Missouri is suing Planned Parenthood based on a conservative group's sting video

ST. LOUIS (AP) — Missouri's attorney general filed a lawsuit Thursday accusing Planned Parenthood of illegally taking minors into Kansas to obtain abortions without parental consent, basing the allegation on a video from a conservative group that has promoted false claims on other issues.

Republican Attorney General Andrew Bailey's lawsuit accuses Kansas City, Missouri-based Planned Parenthood Great Plains of violating Missouri law, which makes it illegal to “intentionally cause, aid, or assist a minor to obtain an abortion” without consent from a parent or guardian. The lawsuit filed in state district court in Columbia, Missouri, asks the court to stop Planned Parenthood from engaging in the conduct it alleges.

Bailey's lawsuit provides no evidence of the actions alleged outside of a hidden camera video from a conservative group, Project Veritas. The video is of a conversation between Planned Parenthood employees and someone impersonating someone seeking an abortion for a fictitious 13-year-old.

Project Veritas is known for conducting such hidden camera stings. Earlier this month, it acknowledged that claims it made in a video alleging ballot mishandling at a Pennsylvania post office in 2020 were untrue as it settled a lawsuit against the group by a postmaster. In 2021, a Project Veritas video fueled a false claim online that Pfizer’s COVID-19 vaccine contains aborted fetal cells.

Planned Parenthood Great Plains President and CEO Emily Wales said the lawsuit is based on false information. She said in a statement that Planned Parenthood does not provide any form of transportation for patients. Besides, she said, Kansas law requires minor patients seeking abortion services to have parental consent or to show an order from a Kansas judge authorizing it.

“We will continue following state and federal laws and proudly providing Missourians with the compassionate sexual and reproductive care that remains available to them in a state with a total abortion ban,” Wales said.

Project Veritas did not immediately respond Thursday to a telephone message or email seeking comment.

Missouri is among several conservative-led states that adopted restrictive abortion laws in 2022, after the U.S. Supreme Court overturned the 1973 Roe v. Wade decision establishing the nationwide right to abortion. State law prohibits almost all abortions, except in cases of “medical emergencies.”

GOP lawmakers and state officials have long been at odds with Planned Parenthood. The Republican-led Missouri House on Wednesday gave initial approval to a bill that would bar Medicaid funding from going to Planned Parenthood. Weeks earlier, the Missouri Supreme Court thwarted a previous attempt to end that funding.

Bailey said in a statement it is time to “eradicate Planned Parenthood once and for all."

Bailey's lawsuit, based on the Project Vertias video, alleges that Planned Parenthood employees said they could take the girl to a Kansas clinic without parental knowledge, using a doctor’s note written by someone at Planned Parenthood to get the girl out of school.

“This is the beginning of the end for Planned Parenthood in the State of Missouri. What they conceal and conspire to do in the dark of night has now been uncovered,” Bailey said.

Bailey did not say whether he planned to file criminal charges against Planned Parenthood over the conduct the lawsuit alleges.
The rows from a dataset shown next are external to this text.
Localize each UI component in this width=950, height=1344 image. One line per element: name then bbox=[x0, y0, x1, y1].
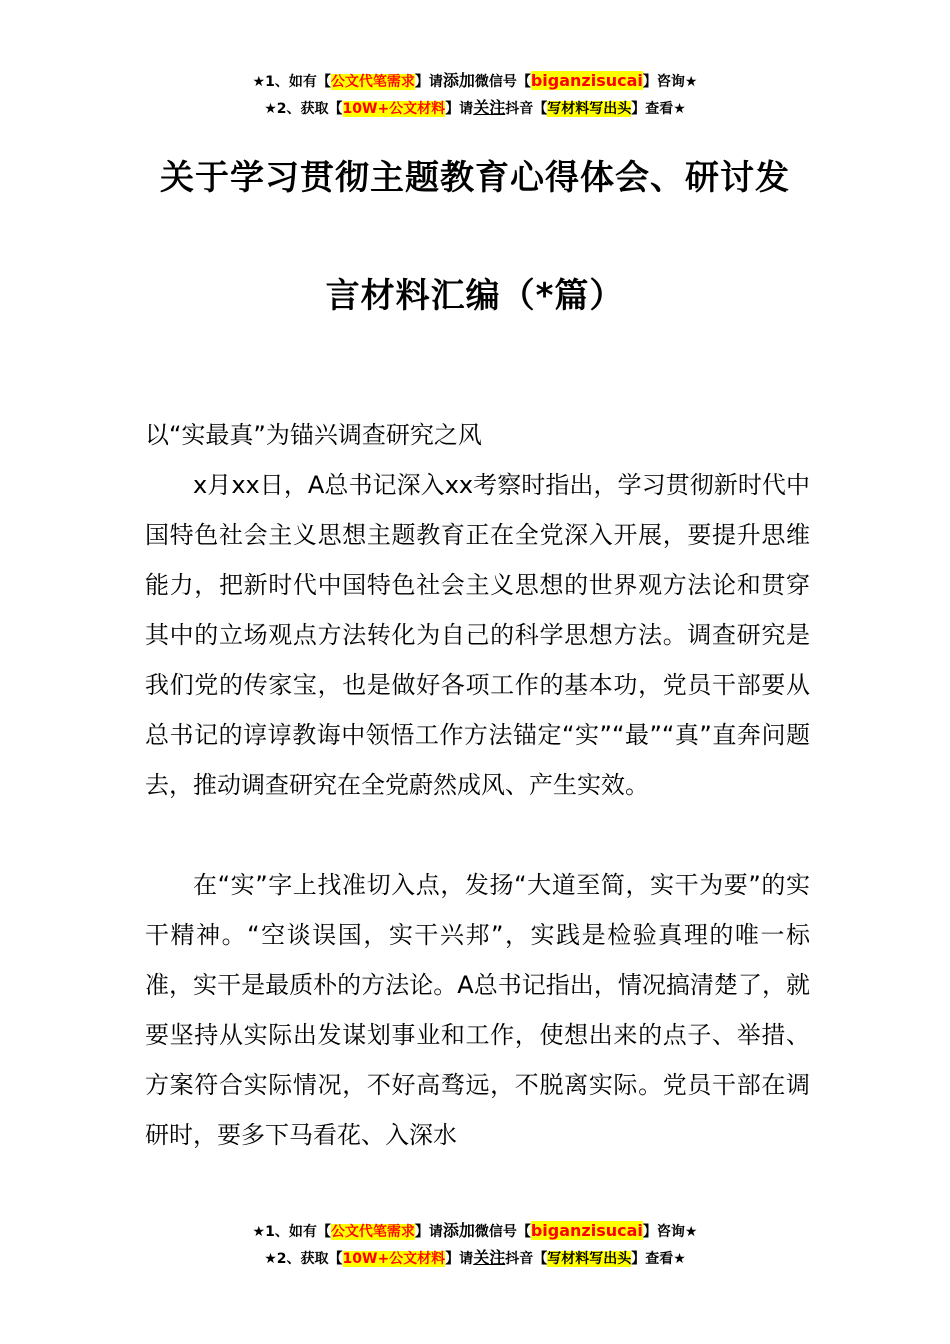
article-paragraph-2: 在“实”字上找准切入点，发扬“大道至简，实干为要”的实干精神。“空谈误国，实干兴邦”，实践是检验真理的唯一标准，实干是最质朴的方法论。A总书记指出，情况搞清楚了，就要坚持从实际出发谋划事业和工作，使想出来的点子、举措、方案符合实际情况，不好高骛远，不脱离实际。党员干部在调研时，要多下马看花、入深水 bbox=[145, 871, 810, 1149]
paragraph-spacer bbox=[145, 810, 810, 860]
promo-line-2: ★2、获取【10W+公文材料】请关注抖音【写材料写出头】查看★ bbox=[264, 98, 686, 117]
promo-banner-top bbox=[0, 68, 950, 122]
article-paragraph-1: x月xx日，A总书记深入xx考察时指出，学习贯彻新时代中国特色社会主义思想主题教育正在全党深入开展，要提升思维能力，把新时代中国特色社会主义思想的世界观方法论和贯穿其中的立场观点方法转化为自己的科学思想方法。调查研究是我们党的传家宝，也是做好各项工作的基本功，党员干部要从总书记的谆谆教诲中领悟工作方法锚定“实”“最”“真”直奔问题去，推动调查研究在全党蔚然成风、产生实效。 bbox=[145, 471, 810, 799]
promo-line-1: ★1、如有【公文代笔需求】请添加微信号【biganzisucai】咨询★ bbox=[252, 71, 698, 90]
article-body bbox=[145, 410, 810, 1160]
promo-line-1: ★1、如有【公文代笔需求】请添加微信号【biganzisucai】咨询★ bbox=[252, 1221, 698, 1240]
promo-banner-bottom bbox=[0, 1218, 950, 1272]
promo-line-2: ★2、获取【10W+公文材料】请关注抖音【写材料写出头】查看★ bbox=[264, 1248, 686, 1267]
document-title-line-1: 关于学习贯彻主题教育心得体会、研讨发 bbox=[160, 158, 790, 198]
document-title-line-2: 言材料汇编（*篇） bbox=[325, 276, 625, 316]
article-heading: 以“实最真”为锚兴调查研究之风 bbox=[145, 421, 482, 449]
His spokesperson said the office's investigation is ongoing but did not immediately respond to a question about whether criminal charges could be coming.
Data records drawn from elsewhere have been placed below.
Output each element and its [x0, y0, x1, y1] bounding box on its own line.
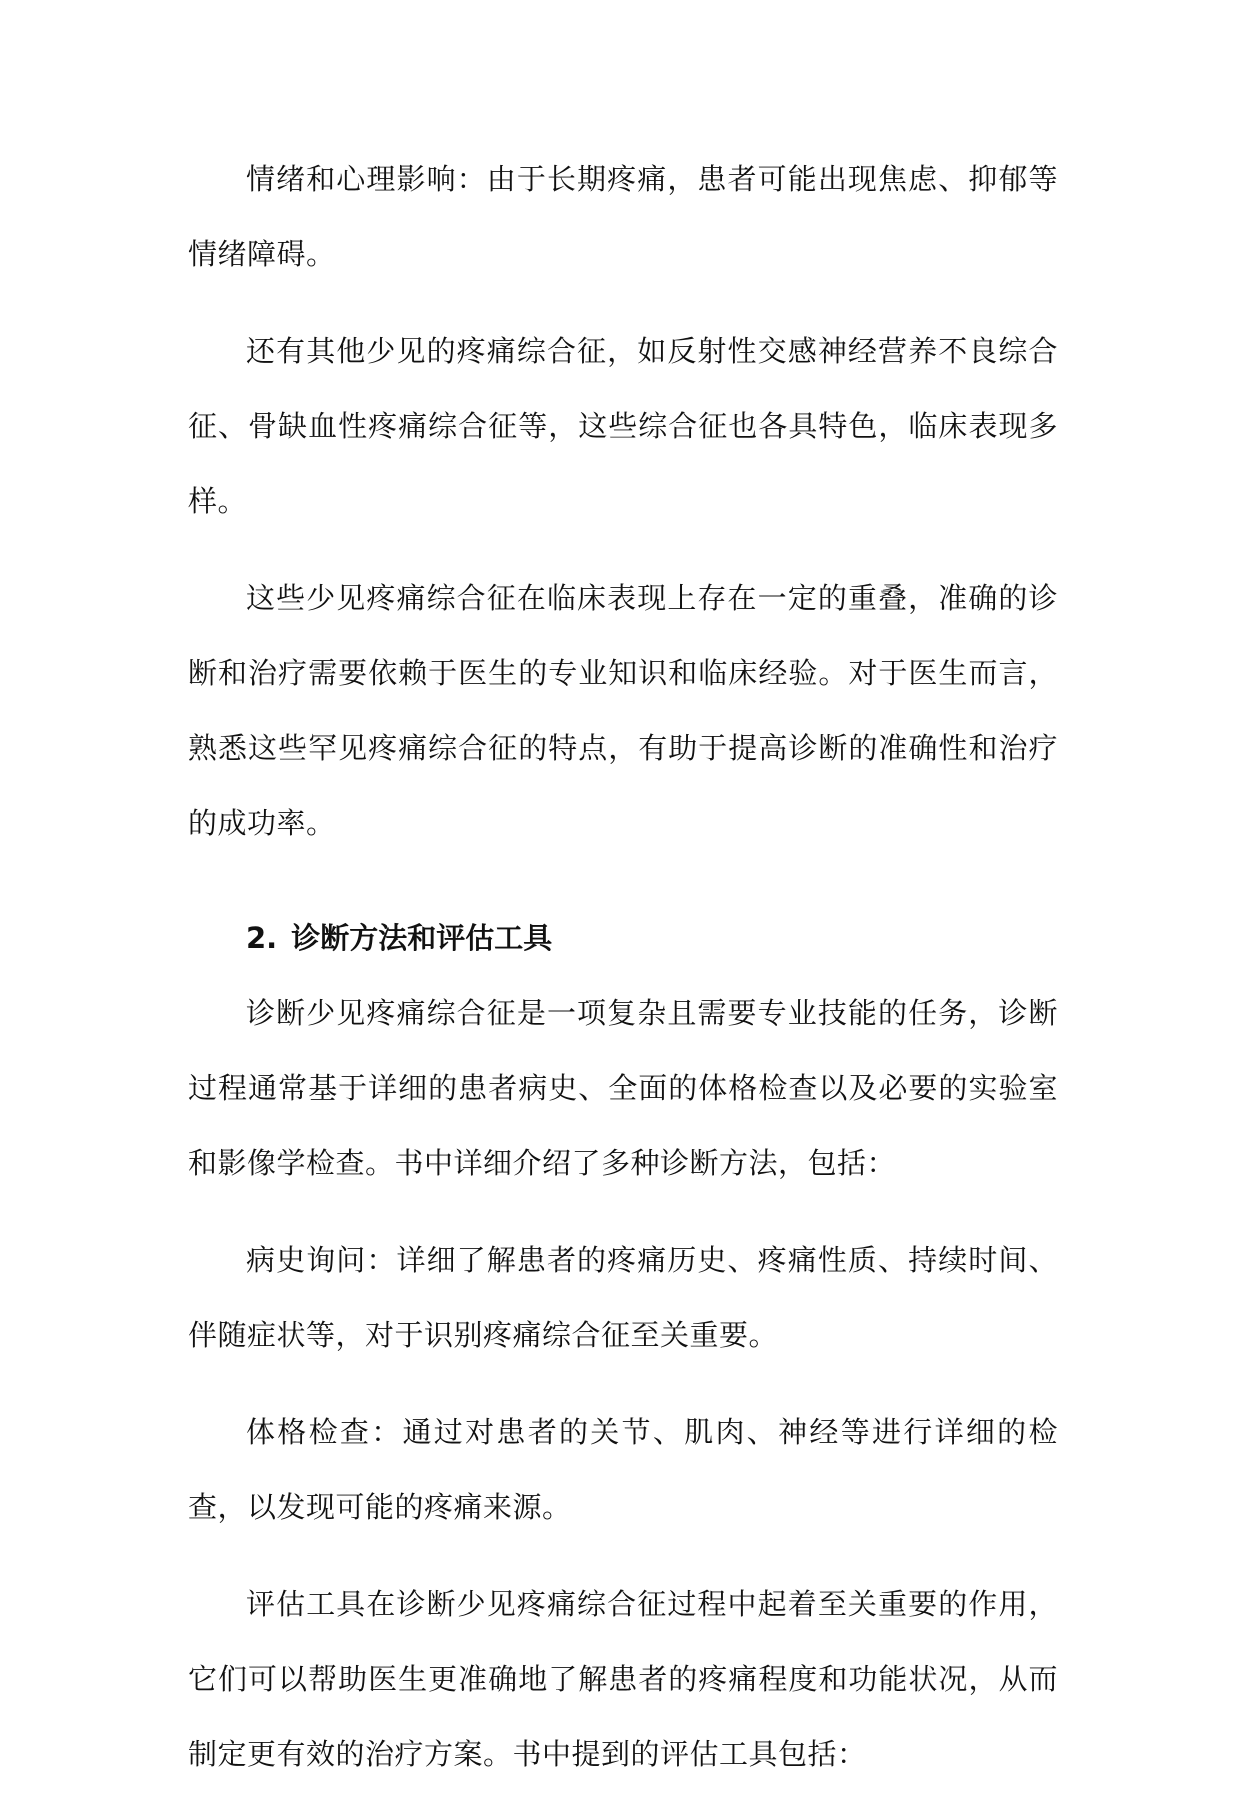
paragraph-diagnosis-intro: 诊断少见疼痛综合征是一项复杂且需要专业技能的任务，诊断过程通常基于详细的患者病史、全面的体格检查以及必要的实验室和影像学检查。书中详细介绍了多种诊断方法，包括： — [188, 996, 1058, 1180]
paragraph-history-taking: 病史询问：详细了解患者的疼痛历史、疼痛性质、持续时间、伴随症状等，对于识别疼痛综合征至关重要。 — [188, 1243, 1058, 1352]
paragraph-assessment-tools: 评估工具在诊断少见疼痛综合征过程中起着至关重要的作用，它们可以帮助医生更准确地了解患者的疼痛程度和功能状况，从而制定更有效的治疗方案。书中提到的评估工具包括： — [188, 1587, 1058, 1771]
paragraph-other-syndromes: 还有其他少见的疼痛综合征，如反射性交感神经营养不良综合征、骨缺血性疼痛综合征等，这些综合征也各具特色，临床表现多样。 — [188, 334, 1058, 518]
paragraph-overlap-diagnosis: 这些少见疼痛综合征在临床表现上存在一定的重叠，准确的诊断和治疗需要依赖于医生的专业知识和临床经验。对于医生而言，熟悉这些罕见疼痛综合征的特点，有助于提高诊断的准确性和治疗的成功率。 — [188, 581, 1058, 840]
section-heading — [188, 901, 1058, 976]
paragraph-physical-exam: 体格检查：通过对患者的关节、肌肉、神经等进行详细的检查，以发现可能的疼痛来源。 — [188, 1415, 1058, 1524]
paragraph-emotional-impact: 情绪和心理影响：由于长期疼痛，患者可能出现焦虑、抑郁等情绪障碍。 — [188, 162, 1058, 271]
page-content — [188, 142, 1058, 1814]
section-number: 2. — [246, 921, 278, 955]
section-title: 诊断方法和评估工具 — [291, 921, 553, 955]
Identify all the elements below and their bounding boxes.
But Wales said the Project Veritas video “is heavily doctored and edited.” She called the lawsuit “a press release dressed up as legal action from an unelected attorney general.”

The lawsuit also asks the court to prohibit Planned Parenthood from referring minors for abortions, providing doctor's notes for minors, paying for lodging for out-of-state abortions for minors, or coordinating with others for any of those activities.
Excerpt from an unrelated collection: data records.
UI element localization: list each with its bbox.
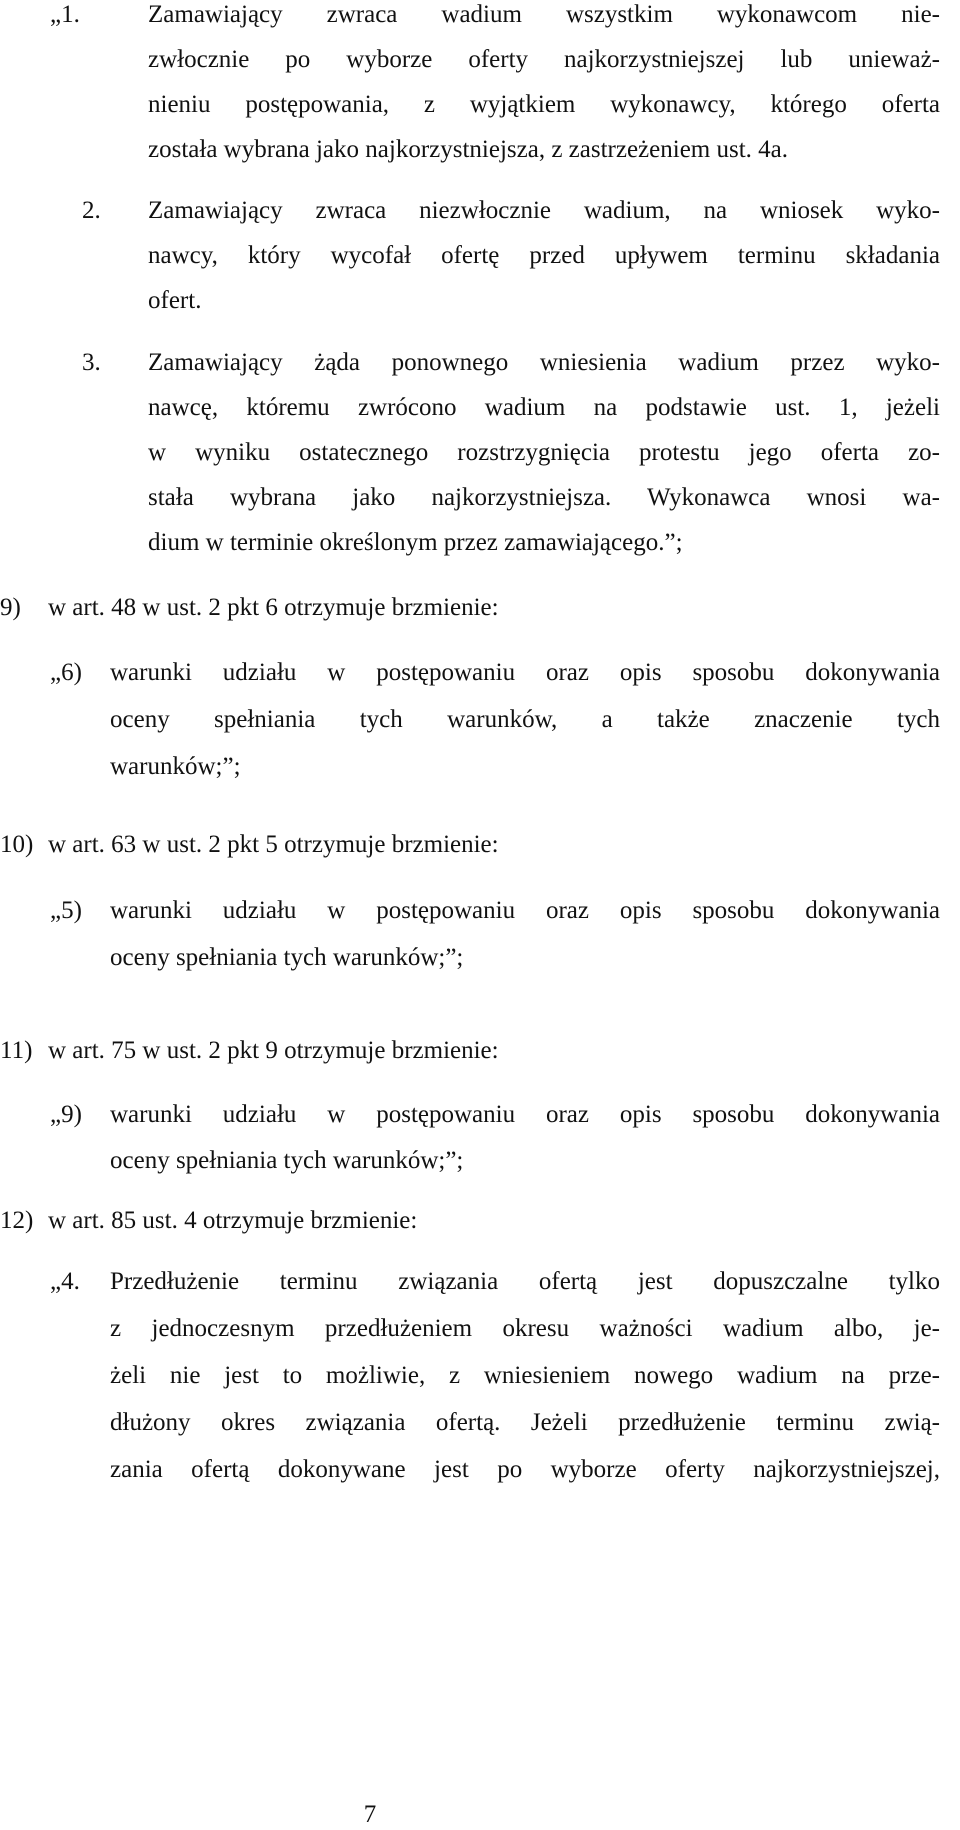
paragraph-line: Przedłużenie terminu związania ofertą jest dopuszczalne tylko bbox=[110, 1268, 940, 1295]
paragraph-line: dłużony okres związania ofertą. Jeżeli przedłużenie terminu zwią- bbox=[110, 1409, 940, 1436]
paragraph-line: oceny spełniania tych warunków, a także znaczenie tych bbox=[110, 706, 940, 733]
paragraph-line: Zamawiający żąda ponownego wniesienia wadium przez wyko- bbox=[148, 349, 940, 376]
point-number: „9) bbox=[50, 1101, 82, 1128]
paragraph-line: Zamawiający zwraca niezwłocznie wadium, na wniosek wyko- bbox=[148, 197, 940, 224]
paragraph-line: stała wybrana jako najkorzystniejsza. Wykonawca wnosi wa- bbox=[148, 484, 940, 511]
paragraph-line: warunki udziału w postępowaniu oraz opis sposobu dokonywania bbox=[110, 659, 940, 686]
paragraph-line: nieniu postępowania, z wyjątkiem wykonawcy, którego oferta bbox=[148, 91, 940, 118]
paragraph-line: zwłocznie po wyborze oferty najkorzystniejszej lub unieważ- bbox=[148, 46, 940, 73]
point-number: „4. bbox=[50, 1268, 80, 1295]
amendment-intro: w art. 48 w ust. 2 pkt 6 otrzymuje brzmienie: bbox=[48, 594, 499, 621]
amendment-intro: w art. 63 w ust. 2 pkt 5 otrzymuje brzmienie: bbox=[48, 831, 499, 858]
paragraph-line: żeli nie jest to możliwie, z wniesieniem nowego wadium na prze- bbox=[110, 1362, 940, 1389]
point-number: „6) bbox=[50, 659, 82, 686]
page-number: 7 bbox=[363, 1801, 377, 1828]
point-number: „5) bbox=[50, 897, 82, 924]
amendment-intro: w art. 75 w ust. 2 pkt 9 otrzymuje brzmienie: bbox=[48, 1037, 499, 1064]
paragraph-line: z jednoczesnym przedłużeniem okresu ważności wadium albo, je- bbox=[110, 1315, 940, 1342]
item-number: 3. bbox=[82, 349, 101, 376]
paragraph-line: warunki udziału w postępowaniu oraz opis sposobu dokonywania bbox=[110, 1101, 940, 1128]
amendment-number: 9) bbox=[0, 594, 21, 621]
paragraph-line: oceny spełniania tych warunków;”; bbox=[110, 1147, 464, 1174]
amendment-number: 12) bbox=[0, 1207, 34, 1234]
item-number: 2. bbox=[82, 197, 101, 224]
paragraph-line: warunków;”; bbox=[110, 753, 241, 780]
paragraph-line: nawcę, któremu zwrócono wadium na podstawie ust. 1, jeżeli bbox=[148, 394, 940, 421]
paragraph-line: dium w terminie określonym przez zamawiającego.”; bbox=[148, 529, 683, 556]
paragraph-line: nawcy, który wycofał ofertę przed upływem terminu składania bbox=[148, 242, 940, 269]
paragraph-line: w wyniku ostatecznego rozstrzygnięcia protestu jego oferta zo- bbox=[148, 439, 940, 466]
paragraph-line: zania ofertą dokonywane jest po wyborze oferty najkorzystniejszej, bbox=[110, 1456, 940, 1483]
paragraph-line: Zamawiający zwraca wadium wszystkim wykonawcom nie- bbox=[148, 1, 940, 28]
paragraph-line: została wybrana jako najkorzystniejsza, z zastrzeżeniem ust. 4a. bbox=[148, 136, 789, 163]
paragraph-line: warunki udziału w postępowaniu oraz opis sposobu dokonywania bbox=[110, 897, 940, 924]
amendment-number: 10) bbox=[0, 831, 34, 858]
item-number: „1. bbox=[50, 1, 80, 28]
paragraph-line: ofert. bbox=[148, 287, 202, 314]
amendment-intro: w art. 85 ust. 4 otrzymuje brzmienie: bbox=[48, 1207, 418, 1234]
paragraph-line: oceny spełniania tych warunków;”; bbox=[110, 944, 464, 971]
amendment-number: 11) bbox=[0, 1037, 33, 1064]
Democratic House Minority Leader Crystal Quade told reporters that she believes that Bailey's action “falls in the bucket again of another lawsuit just to try to get some headlines in an election year.”

Bailey was appointed attorney general by Republican Gov. Mike Parson after Eric Schmitt was elected to the U.S. Senate in November 2022. Bailey is running for election to the post this year.


Hanna reported from Topeka, Kansas. Summer Ballentine in Jefferson City, Missouri, contributed to this report.